The first settlement dates back to circa 1000 CE. It was built on top of a horseshoe-shaped sand ridge, on the road between the cities of Groningen and Münster. At the time, the water of the Dollart reached all the way down to the settlement.

The village of Blijham is formed out of the two population centres of Kerkhorn and Molenhorn, which are now completely connected.

Until 1968, Blijham was part of the municipality of Wedde. On 1 September 1968 the municipalities of Bellingwolde and Wedde were merged into the new municipality of Bellingwedde, of which Blijham then became a part. In 2018, Bellingwedde was merged with Vlagtwedde to form the new municipality of Westerwolde.

== Geography ==
Blijham is located at in the northwest of the municipality Westerwolde, in the east of the province of Groningen, in the northeast of the Netherlands. The village is situated between the rivers Pekel Aa and Westerwoldse Aa, and amid the village of Oude Pekela (to the west), the city of Winschoten (northwest), and the villages of Oudeschans (northeast), Bellingwolde (east), Vriescheloo (southeast), and Wedde (south).

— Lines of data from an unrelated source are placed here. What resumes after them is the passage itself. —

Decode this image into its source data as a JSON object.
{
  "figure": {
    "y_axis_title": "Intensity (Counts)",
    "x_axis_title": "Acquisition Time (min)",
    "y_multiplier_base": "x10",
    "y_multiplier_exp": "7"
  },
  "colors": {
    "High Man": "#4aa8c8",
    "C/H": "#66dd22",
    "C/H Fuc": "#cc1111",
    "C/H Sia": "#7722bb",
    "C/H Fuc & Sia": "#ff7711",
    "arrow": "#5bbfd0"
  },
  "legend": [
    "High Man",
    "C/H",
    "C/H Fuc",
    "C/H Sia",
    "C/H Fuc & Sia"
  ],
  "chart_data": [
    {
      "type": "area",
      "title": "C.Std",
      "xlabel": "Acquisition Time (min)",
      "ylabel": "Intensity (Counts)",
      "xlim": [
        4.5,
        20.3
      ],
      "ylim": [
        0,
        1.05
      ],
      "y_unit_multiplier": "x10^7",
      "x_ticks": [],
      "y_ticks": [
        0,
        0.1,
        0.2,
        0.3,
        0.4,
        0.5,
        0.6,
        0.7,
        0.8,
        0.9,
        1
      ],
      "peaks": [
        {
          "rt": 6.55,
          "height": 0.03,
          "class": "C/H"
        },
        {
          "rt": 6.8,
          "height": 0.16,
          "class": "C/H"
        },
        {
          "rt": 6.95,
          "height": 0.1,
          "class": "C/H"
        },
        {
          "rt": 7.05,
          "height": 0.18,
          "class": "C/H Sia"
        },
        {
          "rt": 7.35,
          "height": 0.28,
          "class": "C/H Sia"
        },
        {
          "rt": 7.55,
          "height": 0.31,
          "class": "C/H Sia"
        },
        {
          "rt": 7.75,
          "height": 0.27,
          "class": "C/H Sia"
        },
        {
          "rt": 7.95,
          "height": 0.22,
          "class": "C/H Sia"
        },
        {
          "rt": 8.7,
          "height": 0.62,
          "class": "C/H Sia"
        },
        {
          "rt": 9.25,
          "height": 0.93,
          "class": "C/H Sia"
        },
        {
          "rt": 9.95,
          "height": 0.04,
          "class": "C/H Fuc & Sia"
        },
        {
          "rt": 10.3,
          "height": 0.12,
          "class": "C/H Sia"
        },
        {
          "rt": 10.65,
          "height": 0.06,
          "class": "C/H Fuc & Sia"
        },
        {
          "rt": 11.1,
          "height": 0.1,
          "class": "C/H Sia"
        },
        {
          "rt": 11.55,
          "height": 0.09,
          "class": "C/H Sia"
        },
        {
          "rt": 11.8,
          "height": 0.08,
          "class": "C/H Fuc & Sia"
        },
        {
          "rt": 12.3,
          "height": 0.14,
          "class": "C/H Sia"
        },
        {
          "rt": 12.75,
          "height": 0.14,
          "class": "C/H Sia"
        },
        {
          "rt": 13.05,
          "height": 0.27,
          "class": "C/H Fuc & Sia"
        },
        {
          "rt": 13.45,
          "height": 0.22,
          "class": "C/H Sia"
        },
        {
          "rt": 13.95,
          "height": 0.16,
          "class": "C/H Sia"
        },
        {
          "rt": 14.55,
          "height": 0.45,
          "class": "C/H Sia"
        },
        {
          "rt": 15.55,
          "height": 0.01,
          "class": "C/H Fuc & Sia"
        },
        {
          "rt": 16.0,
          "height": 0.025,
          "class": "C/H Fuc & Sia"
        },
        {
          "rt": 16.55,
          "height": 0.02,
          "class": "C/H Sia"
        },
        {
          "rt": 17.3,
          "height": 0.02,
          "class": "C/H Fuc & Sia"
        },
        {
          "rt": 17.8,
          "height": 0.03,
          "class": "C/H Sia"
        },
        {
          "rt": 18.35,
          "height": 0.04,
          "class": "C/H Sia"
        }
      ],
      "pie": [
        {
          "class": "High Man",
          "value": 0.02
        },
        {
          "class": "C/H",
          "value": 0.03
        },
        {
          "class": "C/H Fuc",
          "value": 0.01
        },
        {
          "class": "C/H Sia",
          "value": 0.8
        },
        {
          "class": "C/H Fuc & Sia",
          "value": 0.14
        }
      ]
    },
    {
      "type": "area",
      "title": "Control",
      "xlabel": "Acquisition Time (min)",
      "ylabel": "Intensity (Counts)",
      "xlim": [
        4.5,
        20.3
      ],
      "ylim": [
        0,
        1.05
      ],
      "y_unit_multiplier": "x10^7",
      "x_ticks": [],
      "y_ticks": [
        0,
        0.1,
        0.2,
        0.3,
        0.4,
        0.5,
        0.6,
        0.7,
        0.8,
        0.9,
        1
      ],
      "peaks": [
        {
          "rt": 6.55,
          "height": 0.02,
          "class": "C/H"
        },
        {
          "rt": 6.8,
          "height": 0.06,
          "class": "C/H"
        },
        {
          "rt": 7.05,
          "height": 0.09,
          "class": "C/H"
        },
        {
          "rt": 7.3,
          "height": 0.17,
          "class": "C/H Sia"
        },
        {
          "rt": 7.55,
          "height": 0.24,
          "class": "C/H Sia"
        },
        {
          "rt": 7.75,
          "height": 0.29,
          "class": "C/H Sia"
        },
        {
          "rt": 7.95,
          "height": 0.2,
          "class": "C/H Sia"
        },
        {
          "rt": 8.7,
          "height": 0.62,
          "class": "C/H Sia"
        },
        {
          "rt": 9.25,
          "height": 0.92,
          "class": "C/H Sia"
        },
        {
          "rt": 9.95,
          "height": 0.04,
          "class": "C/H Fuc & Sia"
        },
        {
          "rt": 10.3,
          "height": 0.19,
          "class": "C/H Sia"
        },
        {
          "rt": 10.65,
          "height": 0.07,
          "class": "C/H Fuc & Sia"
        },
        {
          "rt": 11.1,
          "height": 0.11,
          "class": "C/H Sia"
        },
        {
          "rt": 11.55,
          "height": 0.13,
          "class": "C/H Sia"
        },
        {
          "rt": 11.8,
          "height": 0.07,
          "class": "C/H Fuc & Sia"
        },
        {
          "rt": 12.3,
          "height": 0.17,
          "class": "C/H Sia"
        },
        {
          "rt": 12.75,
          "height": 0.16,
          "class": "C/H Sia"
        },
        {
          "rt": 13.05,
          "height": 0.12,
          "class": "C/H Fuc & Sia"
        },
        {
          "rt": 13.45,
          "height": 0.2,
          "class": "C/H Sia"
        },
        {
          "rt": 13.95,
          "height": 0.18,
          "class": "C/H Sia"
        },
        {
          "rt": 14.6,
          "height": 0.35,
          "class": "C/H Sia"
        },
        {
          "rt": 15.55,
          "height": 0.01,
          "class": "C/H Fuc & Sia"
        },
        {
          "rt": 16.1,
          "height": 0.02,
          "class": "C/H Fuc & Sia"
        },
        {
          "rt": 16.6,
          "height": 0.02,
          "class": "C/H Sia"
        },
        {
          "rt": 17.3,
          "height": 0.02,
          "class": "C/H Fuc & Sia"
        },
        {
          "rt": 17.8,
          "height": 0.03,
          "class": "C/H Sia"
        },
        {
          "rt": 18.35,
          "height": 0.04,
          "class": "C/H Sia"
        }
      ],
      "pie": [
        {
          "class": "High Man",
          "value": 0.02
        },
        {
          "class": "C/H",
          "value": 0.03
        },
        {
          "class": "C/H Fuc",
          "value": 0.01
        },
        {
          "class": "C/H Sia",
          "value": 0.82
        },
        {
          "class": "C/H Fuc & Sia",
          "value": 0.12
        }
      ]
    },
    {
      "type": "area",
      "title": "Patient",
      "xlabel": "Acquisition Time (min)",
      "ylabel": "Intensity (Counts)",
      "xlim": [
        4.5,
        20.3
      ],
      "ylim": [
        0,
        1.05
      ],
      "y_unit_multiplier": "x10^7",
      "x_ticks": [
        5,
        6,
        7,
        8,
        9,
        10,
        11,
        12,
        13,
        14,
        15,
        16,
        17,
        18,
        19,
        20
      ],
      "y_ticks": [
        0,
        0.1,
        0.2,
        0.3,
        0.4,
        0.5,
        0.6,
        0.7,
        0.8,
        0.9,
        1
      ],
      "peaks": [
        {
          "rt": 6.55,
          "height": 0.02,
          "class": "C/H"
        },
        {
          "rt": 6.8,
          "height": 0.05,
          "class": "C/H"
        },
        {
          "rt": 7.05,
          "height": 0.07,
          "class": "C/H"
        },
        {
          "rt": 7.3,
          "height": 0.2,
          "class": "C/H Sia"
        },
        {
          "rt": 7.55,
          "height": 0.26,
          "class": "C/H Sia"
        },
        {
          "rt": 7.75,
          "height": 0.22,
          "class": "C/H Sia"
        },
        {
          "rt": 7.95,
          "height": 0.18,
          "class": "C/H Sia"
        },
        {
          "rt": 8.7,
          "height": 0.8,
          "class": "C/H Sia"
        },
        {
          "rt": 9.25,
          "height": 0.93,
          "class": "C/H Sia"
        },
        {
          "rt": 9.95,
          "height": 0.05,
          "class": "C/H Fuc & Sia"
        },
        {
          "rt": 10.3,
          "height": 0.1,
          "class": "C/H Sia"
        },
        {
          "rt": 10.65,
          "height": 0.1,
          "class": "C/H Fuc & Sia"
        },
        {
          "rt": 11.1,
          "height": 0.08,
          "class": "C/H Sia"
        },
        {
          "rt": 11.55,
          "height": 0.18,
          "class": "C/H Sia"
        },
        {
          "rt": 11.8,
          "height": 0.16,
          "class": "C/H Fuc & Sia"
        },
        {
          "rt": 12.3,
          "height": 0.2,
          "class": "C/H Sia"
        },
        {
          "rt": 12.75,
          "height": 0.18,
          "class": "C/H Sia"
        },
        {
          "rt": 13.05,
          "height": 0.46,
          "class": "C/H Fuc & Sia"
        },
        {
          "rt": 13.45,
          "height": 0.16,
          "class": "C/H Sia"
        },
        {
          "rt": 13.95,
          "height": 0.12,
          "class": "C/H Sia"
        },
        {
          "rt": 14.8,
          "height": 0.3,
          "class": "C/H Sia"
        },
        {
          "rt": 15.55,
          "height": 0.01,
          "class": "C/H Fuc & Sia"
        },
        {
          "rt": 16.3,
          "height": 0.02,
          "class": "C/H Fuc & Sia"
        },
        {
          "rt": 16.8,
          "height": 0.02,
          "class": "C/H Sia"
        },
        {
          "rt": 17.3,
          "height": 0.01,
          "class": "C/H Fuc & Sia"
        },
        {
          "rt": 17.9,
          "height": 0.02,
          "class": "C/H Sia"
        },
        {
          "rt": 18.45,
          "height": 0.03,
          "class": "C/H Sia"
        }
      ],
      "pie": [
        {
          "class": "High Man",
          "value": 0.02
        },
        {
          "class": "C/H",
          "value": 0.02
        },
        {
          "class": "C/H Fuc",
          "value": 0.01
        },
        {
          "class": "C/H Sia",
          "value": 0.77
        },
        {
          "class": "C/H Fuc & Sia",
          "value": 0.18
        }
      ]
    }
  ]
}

Blijham is an administrative district (wijk) and neighbourhood (buurt). The district Blijham is one of three districts in the municipality of Bellingwedde, the other two being Bellingwolde and Oost. The district Blijham contains the neighbourhoods Blijham, Morige, Wedde, Wedderheide, Wedderveer, and some scattered houses.

== Demographics ==
As of 2017, Blijham has a population of 3,915 (source: CBS) and a population density of 207 /km2.

== Transportation ==
The provincial roads N367, N368, and N969 are connecting Blijham to the nearby settlements. The N367 goes north to Winschoten and west to Oude Pekela and Nieuwe Pekela. The N368 goes south to Wedde and Vlagtwedde. The N969 goes east to Bellingwolde and the German border.

The nearest railway is the Harlingen–Nieuweschans railway north of Blijham, with its nearest station Winschoten.

== Education ==
There are two primary schools in the village, the public school De Wiekslag and the Christian school De Loopplank. The nearest secondary schools are in Bellingwolde, Oude Pekela, and Winschoten.

== Sport ==
The IJsbaan or Baansport doubles up as an ice skating venue in the winter and a motorsport circuit in the summer. It is located on the western edge of the village on the Verschedijk road, adjacent to the Kerklaan road. It was once a notable venue for motorcycle speedway and hosted important events, including final rounds of the Dutch Championship, as part of the Speedway World Championship (starting in 1987) a qualifying round of the Speedway World Team Cup in 2000 and a round of the Speedway World Pairs Championship in 1985.